Hazard, an attorney who serves on the Stafford School Board, said she decided to run after learning Cole planned to retire from the legislature.
“I felt like it was an opportunity to take all of the experiences that I’ve had, from being youth leader to coach to PTO president to Planning Commission to the Leukemia–Lymphoma Society, and my legal background, and advocate for the community at the state level,” she said. “I have some demonstrated leadership in the community, I’m always willing to listen and I’m solution-driven.”
Hazard said she believes each locality has different needs and that she will fight against a “one-size-fits-all” approach.
“What works for Stafford, the second fastest growing community in the state, is not the same thing that needs to happen for Blacksburg or Botetourt County,” she said.
Scott, 39, a government contractor and father of five who ran for Spotsylvania School Board in 2018, said he is seeking the nomination on a platform of fiscal responsibility, national and cyber-security, First and Second amendment rights and supporting the middle class.
“We’re a single-income family, so I know the middle-class struggle,” he said. “A lot of folks run because they can take time off from work and have money to burn. For me, it’s about ensuring the future for my daughters is a safe and good future that they can be prosperous in because they put forth the effort.”
Scott said his degrees in religion, management and leadership and American legal studies, as well as the fact that he is younger and has young children, sets him apart from the other candidates.
He also said he has cultivated a relationship with Cole in the past few years that has positioned him well to take over representing the 88th district.
Breeden is a veteran of the U.S. Air Force with 20 years of service and now owns a cyber-security firm that works with federal agencies and private companies. He said he is distinguished from the other candidates by being the only one to have served in the armed forces.
“Make no mistake, we are at war for the soul of this nation and I am the only candidate in this race that has put my life on the line in service to this country,” he said. “Right now, our businesses are closed, elections are unsecured, and our Second Amendment right and pro-life values are under assault.
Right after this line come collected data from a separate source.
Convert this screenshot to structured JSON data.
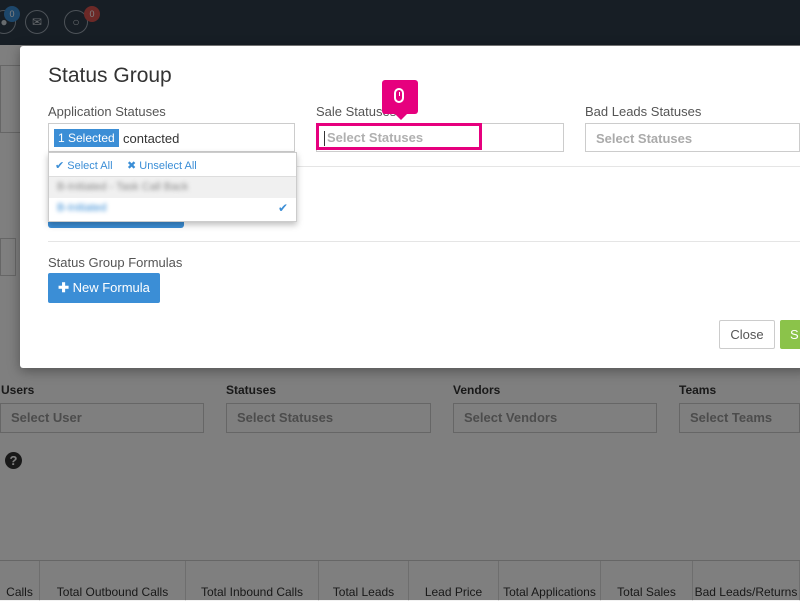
{
  "topbar": {
    "badges": [
      "0",
      "0"
    ]
  },
  "background": {
    "filters": [
      {
        "label": "Users",
        "placeholder": "Select User"
      },
      {
        "label": "Statuses",
        "placeholder": "Select Statuses"
      },
      {
        "label": "Vendors",
        "placeholder": "Select Vendors"
      },
      {
        "label": "Teams",
        "placeholder": "Select Teams"
      }
    ],
    "help_icon": "?",
    "table_headers": [
      "Calls",
      "Total Outbound Calls",
      "Total Inbound Calls",
      "Total Leads",
      "Lead Price",
      "Total Applications",
      "Total Sales",
      "Bad Leads/Returns"
    ]
  },
  "modal": {
    "title": "Status Group",
    "application_statuses": {
      "label": "Application Statuses",
      "tag": "1 Selected",
      "value": "contacted",
      "dropdown": {
        "select_all": "Select All",
        "unselect_all": "Unselect All",
        "items": [
          {
            "label": "B-Initiated - Task Call Back",
            "selected": false
          },
          {
            "label": "B-Initiated",
            "selected": true
          }
        ]
      }
    },
    "sale_statuses": {
      "label": "Sale Statuses",
      "placeholder": "Select Statuses"
    },
    "bad_leads_statuses": {
      "label": "Bad Leads Statuses",
      "placeholder": "Select Statuses"
    },
    "formulas": {
      "label": "Status Group Formulas",
      "new_button": "New Formula"
    },
    "close_button": "Close",
    "save_button": "S"
  },
  "colors": {
    "primary": "#3b8ed6",
    "success": "#8bc34a",
    "highlight": "#e6007e",
    "topbar": "#2f3c4a"
  },
  "icons": {
    "mouse": "mouse-icon",
    "check": "check-icon",
    "times": "times-icon",
    "plus": "plus-icon"
  }
}
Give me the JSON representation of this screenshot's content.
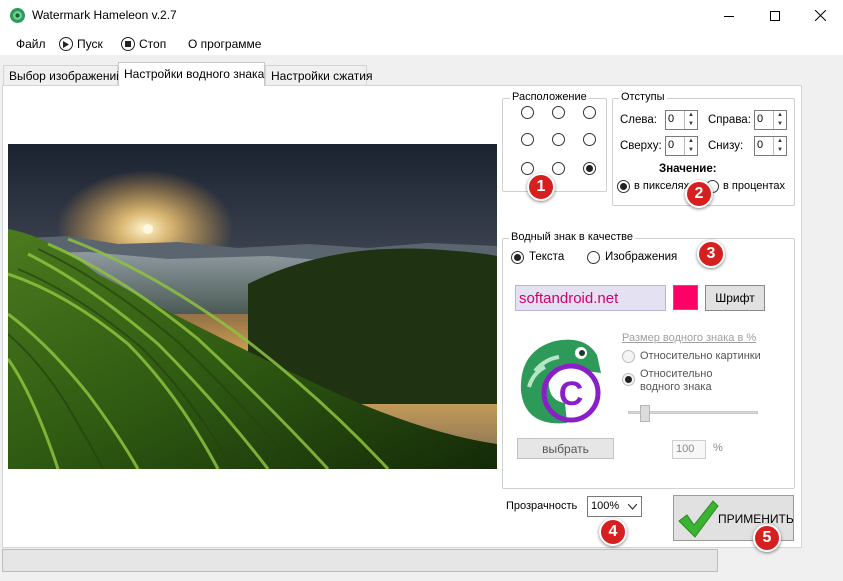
{
  "window": {
    "title": "Watermark Hameleon v.2.7",
    "minimize_icon": "minimize-icon",
    "maximize_icon": "maximize-icon",
    "close_icon": "close-icon"
  },
  "menu": {
    "file": "Файл",
    "start": "Пуск",
    "stop": "Стоп",
    "about": "О программе"
  },
  "tabs": [
    {
      "label": "Выбор изображений",
      "active": false
    },
    {
      "label": "Настройки водного знака",
      "active": true
    },
    {
      "label": "Настройки сжатия",
      "active": false
    }
  ],
  "position": {
    "title": "Расположение",
    "selected": "bottom-right"
  },
  "margins": {
    "title": "Отступы",
    "left_label": "Слева:",
    "left_value": "0",
    "right_label": "Справа:",
    "right_value": "0",
    "top_label": "Сверху:",
    "top_value": "0",
    "bottom_label": "Снизу:",
    "bottom_value": "0",
    "value_heading": "Значение:",
    "pixels_label": "в пикселях",
    "percent_label": "в процентах",
    "selected_unit": "pixels"
  },
  "watermark_type": {
    "title": "Водный знак в качестве",
    "text_label": "Текста",
    "image_label": "Изображения",
    "selected": "text"
  },
  "text_settings": {
    "text_value": "softandroid.net",
    "color": "#ff0066",
    "font_button": "Шрифт"
  },
  "image_settings": {
    "size_link": "Размер водного знака в %",
    "relative_picture": "Относительно картинки",
    "relative_watermark": "Относительно водного знака",
    "choose_button": "выбрать",
    "percent_value": "100",
    "percent_unit": "%",
    "slider_fraction": 0.1
  },
  "opacity": {
    "label": "Прозрачность",
    "value": "100%"
  },
  "apply_button": "ПРИМЕНИТЬ",
  "badges": [
    "1",
    "2",
    "3",
    "4",
    "5"
  ],
  "colors": {
    "badge": "#d6201f",
    "link_disabled": "#a0a0a0",
    "check": "#3cb332"
  }
}
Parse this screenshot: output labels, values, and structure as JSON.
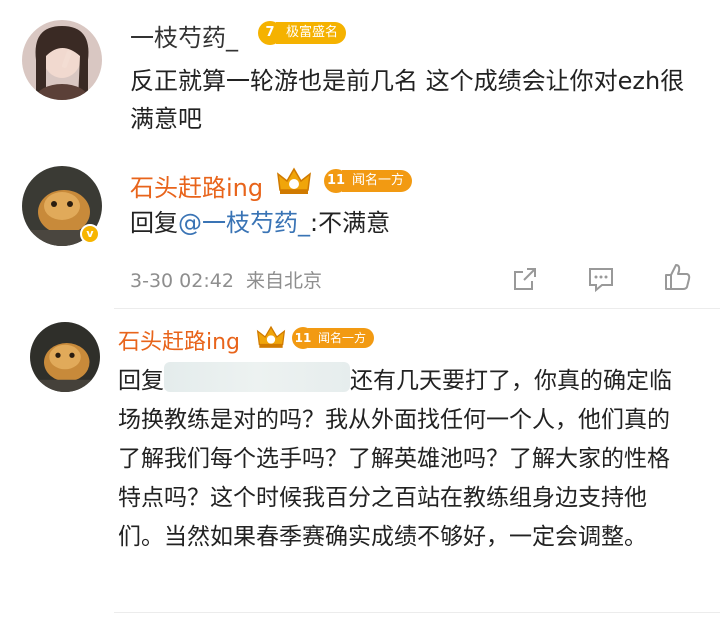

As a small business owner, former federal agent and unwavering conservative, I have the technical and executive experience to solve these hard issues.”
Breeden said election security is his top priority.
“As a cyber-security expert and former federal agent, I have the technical know-how to restore integrity and trust in our elections,” he said. “This isn’t a partisan issue, this is common sense.”
Democrat Ashton Spencer and Libertarian Timothy Lewis have also announced plans to run for the 88th District seat, which is on the Nov. 2 general election ballot.